CVII. Hoofd-stuk. Capillus Veneris Verus, ofte opregte Vrouwen-hair.
DIt kruidjen werd mede Polytrichum en Adianthum Nigrum genoemt, is een laag gewas, van vier vingeren breete hoog; de stammetjes en steeltjes zyn begroent met kaale, harde, duister-bruin roode, blinkende, ongeschikt geplaatste, gesnippelde en gekertelde blaadjes; heeft geen bloemtjes ofte merkelyk zaad, maar plant sig door de wortel voort.
Het is het geheele jaar groen, maar in 't begin van Lente krygt het wederom nieuwe blaadjes. Het wast aan oude Stads-muuren en toorens, daar het vogtig en schaduwagtig is.

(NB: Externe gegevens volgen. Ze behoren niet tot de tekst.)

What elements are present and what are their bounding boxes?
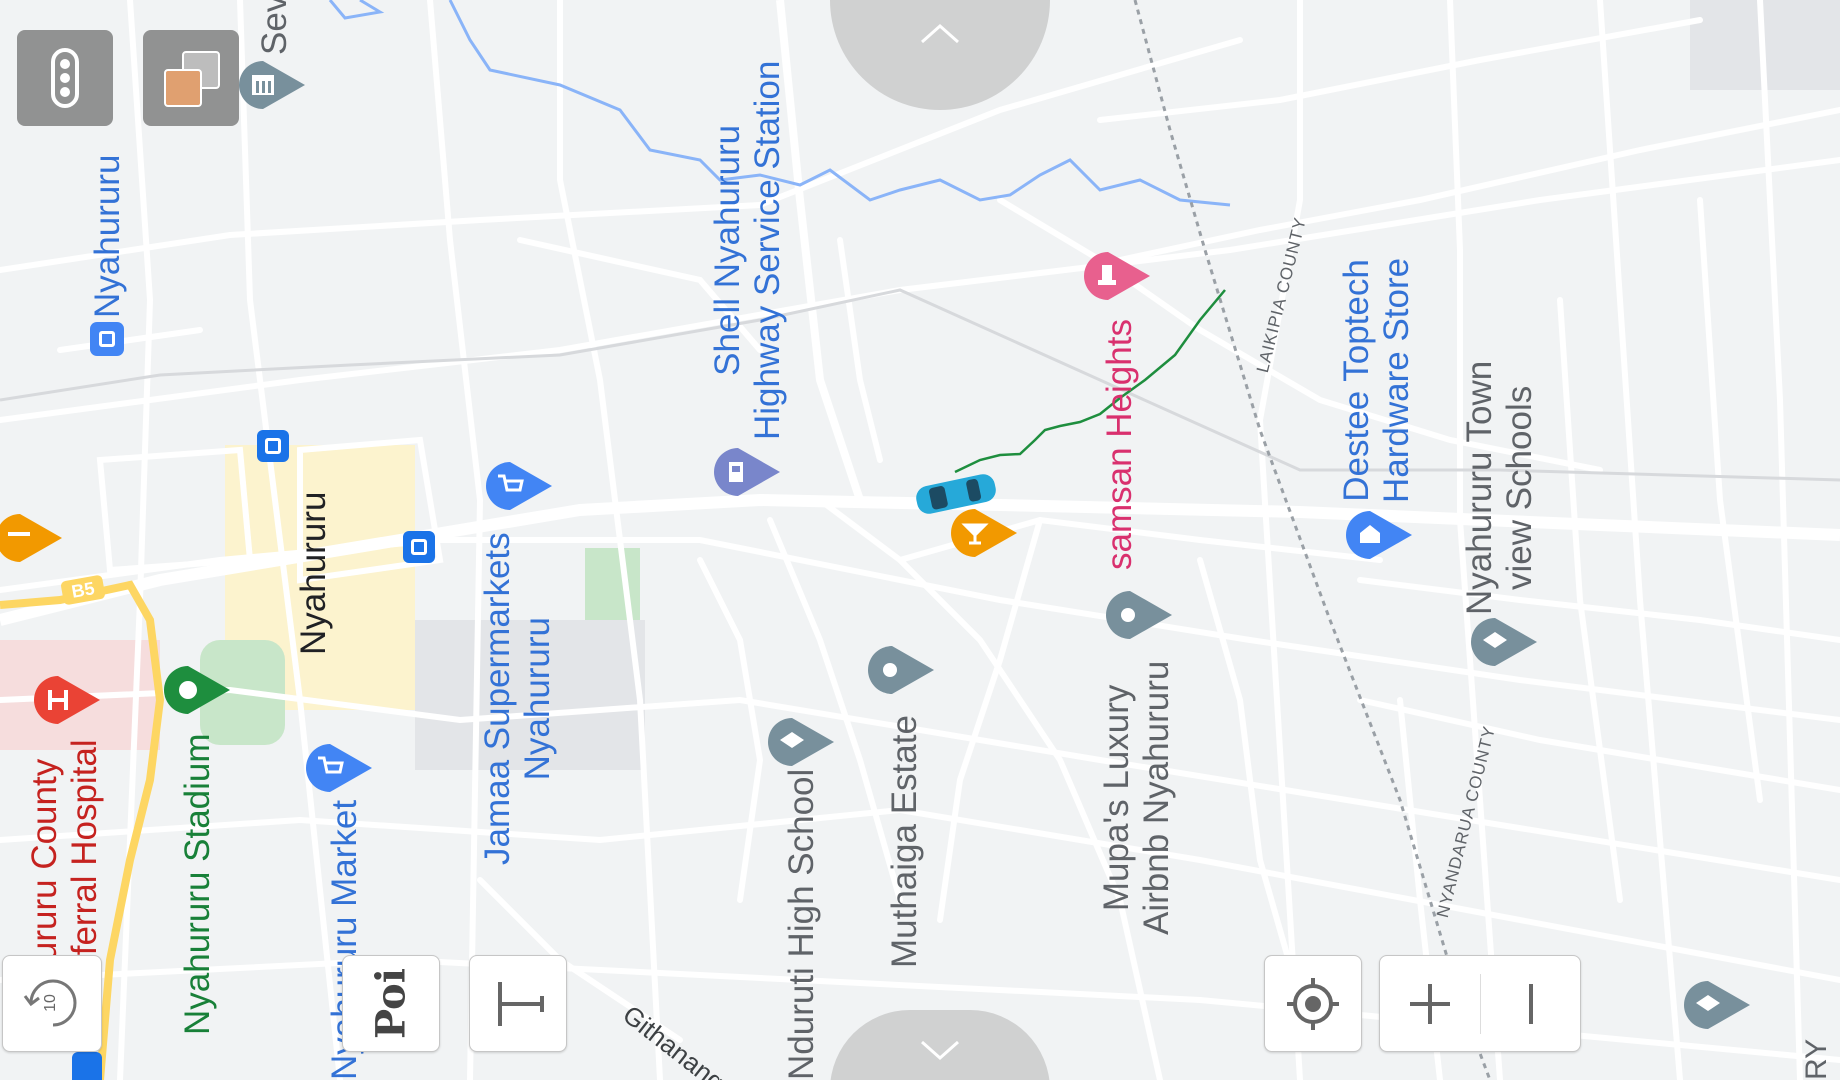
label-muthaiga[interactable]: Muthaiga Estate — [885, 715, 925, 968]
label-nyahururu-town-center: Nyahururu — [294, 491, 333, 655]
plus-icon — [1410, 984, 1450, 1024]
label-stadium[interactable]: Nyahururu Stadium — [178, 733, 218, 1035]
school-icon[interactable] — [1678, 975, 1752, 1035]
bus-stop-icon[interactable] — [72, 1052, 102, 1080]
label-destee[interactable]: Destee Toptech Hardware Store — [1337, 258, 1418, 503]
label-nyahururu-town[interactable]: Nyahururu Town view Schools — [1460, 361, 1541, 615]
hospital-icon[interactable] — [28, 670, 102, 730]
rotate-degree-label: 10 — [42, 994, 59, 1012]
collapse-top-handle[interactable] — [830, 0, 1050, 110]
my-location-button[interactable] — [1264, 955, 1362, 1052]
car-location-icon[interactable] — [910, 472, 1002, 516]
hardware-store-icon[interactable] — [1340, 505, 1414, 565]
shopping-cart-icon[interactable] — [300, 738, 374, 798]
chevron-down-icon — [921, 1040, 959, 1061]
traffic-button[interactable] — [17, 30, 113, 126]
stadium-icon[interactable] — [158, 660, 232, 720]
map-canvas[interactable]: Nyahururu Sev Shell Nyahururu Highway Ser… — [0, 0, 1840, 1080]
layers-button[interactable] — [143, 30, 239, 126]
school-icon[interactable] — [762, 712, 836, 772]
label-jamaa[interactable]: Jamaa Supermarkets Nyahururu — [478, 532, 559, 865]
zoom-out-button[interactable] — [1481, 956, 1580, 1051]
shopping-cart-icon[interactable] — [480, 456, 554, 516]
museum-icon[interactable] — [233, 55, 307, 115]
zoom-control — [1379, 955, 1581, 1052]
label-shell[interactable]: Shell Nyahururu Highway Service Station — [708, 61, 789, 440]
label-samsan-heights[interactable]: samsan Heights — [1100, 319, 1140, 570]
fuel-station-icon[interactable] — [708, 442, 782, 502]
label-partial-ry: RY — [1800, 1038, 1833, 1080]
pink-poi-icon[interactable] — [1078, 246, 1152, 306]
label-mupas[interactable]: Mupa's Luxury Airbnb Nyahururu — [1097, 661, 1178, 935]
layers-icon — [164, 51, 220, 107]
bus-stop-icon[interactable] — [90, 322, 124, 356]
chevron-up-icon — [921, 23, 959, 44]
zoom-in-button[interactable] — [1380, 956, 1480, 1051]
rotate-button[interactable]: 10 — [2, 955, 102, 1052]
label-sev[interactable]: Sev — [255, 0, 295, 55]
school-icon[interactable] — [1465, 612, 1539, 672]
orange-poi-icon[interactable] — [0, 508, 64, 568]
poi-button[interactable]: Poi — [342, 955, 440, 1052]
label-nyahururu-top[interactable]: Nyahururu — [88, 155, 128, 318]
bus-stop-icon[interactable] — [403, 531, 435, 563]
place-pin-icon[interactable] — [862, 640, 936, 700]
bus-stop-icon[interactable] — [257, 430, 289, 462]
minus-icon — [1529, 984, 1533, 1024]
collapse-bottom-handle[interactable] — [830, 1010, 1050, 1080]
traffic-layer-icon — [51, 48, 79, 108]
text-tool-icon — [498, 982, 544, 1026]
poi-label: Poi — [367, 968, 415, 1039]
my-location-icon — [1287, 978, 1339, 1030]
label-high-school[interactable]: Nduruti High School — [782, 769, 822, 1080]
place-pin-icon[interactable] — [1100, 585, 1174, 645]
text-button[interactable] — [469, 955, 567, 1052]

Ik moet seggen, dat de kragten deses kruids my onbekend zyn: dog de bladen gedroogt en gestooten, en daar een vinger-hoed vol van ingegeven, doen de buik-loop stillen. Gemeenlyk werd het tegens de borst-qualen en tegens het Graveel gebruikt: maar de reden daar van, vind ik niet. Hierom maakt men daar kooksels af en Syropen, als is de Syroop van Rhabarber, Soet-houdt, Hysop, Jujuben, enz. maar dese doen meer nadeel dan voordeel.